Building a publishing model that empowers authors

1:30:10 - 1:35:43

Jimmy envisions a future where publishing is defined by the financial success of its creators. Making authors millionaires is a primary goal. This allows them to continue their work. Creativity is a struggle between time and resources. These resources include health, age, and money. When authors have money, they can focus on their specific interests. Writing books should not be a privilege reserved for wealthy people. It should be a sustainable career.

Creativity is ultimately a struggle of time versus resources. Resources can be health, resources can be your age, resources can be money. Money matters in the world of publishing. One North Star for me is, have we made an author a millionaire? Because if we have, they keep getting to be authors. That is the whole point.

Quality must remain the priority. A successful model avoids the trap of traditional publishing where only famous names receive support. Every book should get high quality editing and marketing.

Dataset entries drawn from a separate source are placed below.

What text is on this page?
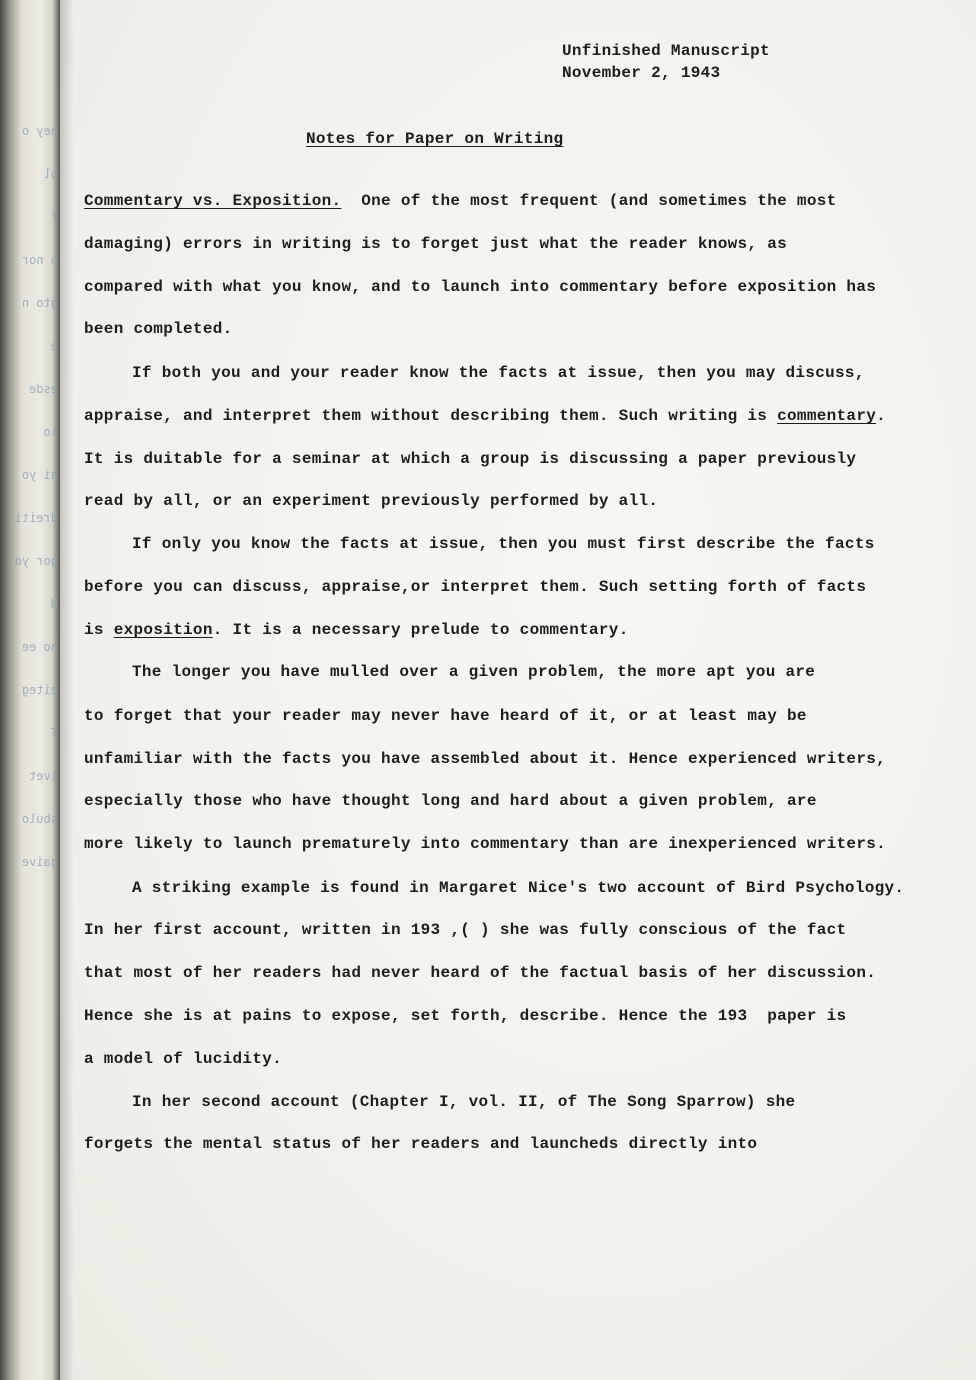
hey o
ol
f
o nor
gto n
e
esde
io
ni yo
dreiti
gor yo
H
no ee
eiteg
T
ivet
sbulo
gaive
Unfinished Manuscript
November 2, 1943
Notes for Paper on Writing
Commentary vs. Exposition.  One of the most frequent (and sometimes the most
damaging) errors in writing is to forget just what the reader knows, as
compared with what you know, and to launch into commentary before exposition has
been completed.
If both you and your reader know the facts at issue, then you may discuss,
appraise, and interpret them without describing them. Such writing is commentary.
It is duitable for a seminar at which a group is discussing a paper previously
read by all, or an experiment previously performed by all.
If only you know the facts at issue, then you must first describe the facts
before you can discuss, appraise,or interpret them. Such setting forth of facts
is exposition. It is a necessary prelude to commentary.
The longer you have mulled over a given problem, the more apt you are
to forget that your reader may never have heard of it, or at least may be
unfamiliar with the facts you have assembled about it. Hence experienced writers,
especially those who have thought long and hard about a given problem, are
more likely to launch prematurely into commentary than are inexperienced writers.
A striking example is found in Margaret Nice's two account of Bird Psychology.
In her first account, written in 193 ,( ) she was fully conscious of the fact
that most of her readers had never heard of the factual basis of her discussion.
Hence she is at pains to expose, set forth, describe. Hence the 193  paper is
a model of lucidity.
In her second account (Chapter I, vol. II, of The Song Sparrow) she
forgets the mental status of her readers and launcheds directly into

This requires a shift in how the business operates. By using a royalty split without an advance, both the publisher and the author must work hard to sell books. This creates a powerful alignment where everyone wins when the book succeeds.

Expanding into international markets is another major goal. The current process for foreign rights is broken. Jimmy believes the reading public is much larger than America alone. Using AI can help publishers reach global audiences. Jimmy encourages authors to be problem authors. These are the people who push their industry to change. People generally have more power than they realize.

Be a bit of a problem author. Actually be the person that pushes your industry to rethink how it has done things. It is only problem authors that get the industry to change. Authors have more power than they do, but people in any line of work generally have more power than they think they have.

Pursuing the stories you cannot shake

1:35:43 - 1:36:58

Persistent stories that stay with you deserve your attention. If a story bothers you or if you feel annoyed that a certain topic has not been explored, it is a sign that you should create something about it. This could take the form of a book, a documentary, or even a simple email. Jimmy notes that his own books began as stories he simply could not ignore.

I was so annoyed that there wasn't something out there that I was like, I've got to do something about this.

This persistence can last for decades. An idea might start from a small event, like receiving a letter, and grow into a fictional treatment that remains in the back of your mind for thirty years. Even if the interpretation of the story changes over time, the fact that it remains indicates its importance. Taking action on these persistent thoughts is a way to find meaningful work.